Da: Treppengepolter. Da: Rasseln vor der Tür. Da: krach eine Faust wider das Türgetäfel.
Rolf sprang auf und sprang zur Tür, – g'rad vor die Brust Welfs, der sie eben aufgerissen hatte.
Ein Heulen wie aus Wolfsrachen, ein Stoß mit der geschienten Faust vor Rolfs Brust. Der taumelt zurück, bückt sich, sucht sein Schwert.
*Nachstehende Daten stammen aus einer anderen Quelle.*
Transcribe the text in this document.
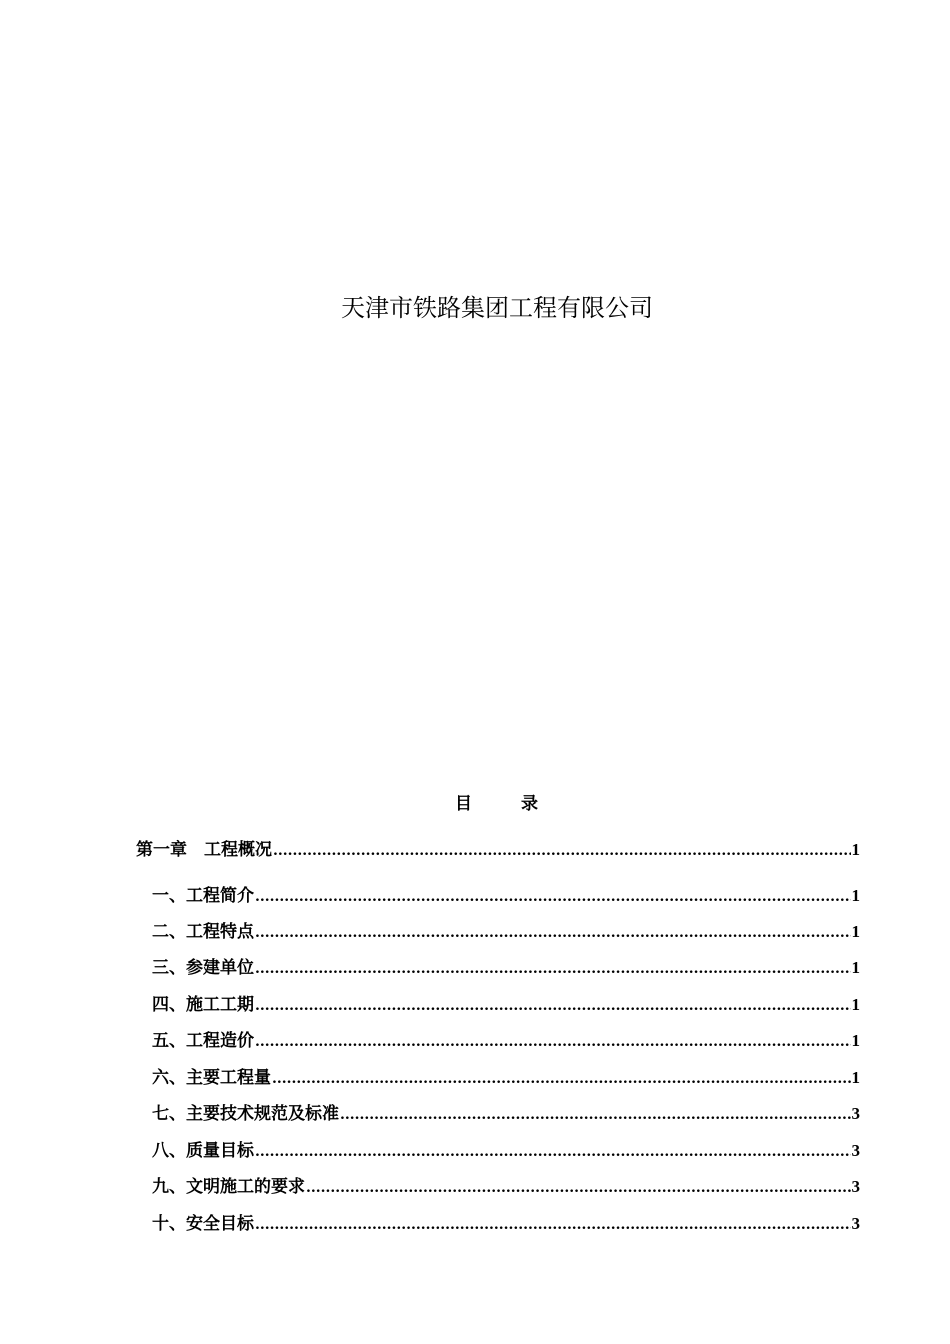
天津市铁路集团工程有限公司
目	录
第一章　工程概况 .....	1
一、工程简介 .....	1
二、工程特点 .....	1
三、参建单位 .....	1
四、施工工期 .....	1
五、工程造价 .....	1
六、主要工程量 .....	1
七、主要技术规范及标准 .....	3
八、质量目标 .....	3
九、文明施工的要求 .....	3
十、安全目标 .....	3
Aber schon wirft sich, mit beiden Fäusten sein Schwert nach unten stoßend, Welf über ihn und rennt dem Gebückten den Stahl durch den Rücken.
Starr saß Annemargret im Hemd auf dem Bett und hielt kindängstlich die Finger an den Mund.
Jetzt … kommt … das Schwert … zu mir …
Welf zog das Schwert aus dem verröchelnden Leibe, warf es nieder und stellte sich vor der Starrenden schnaufend auf.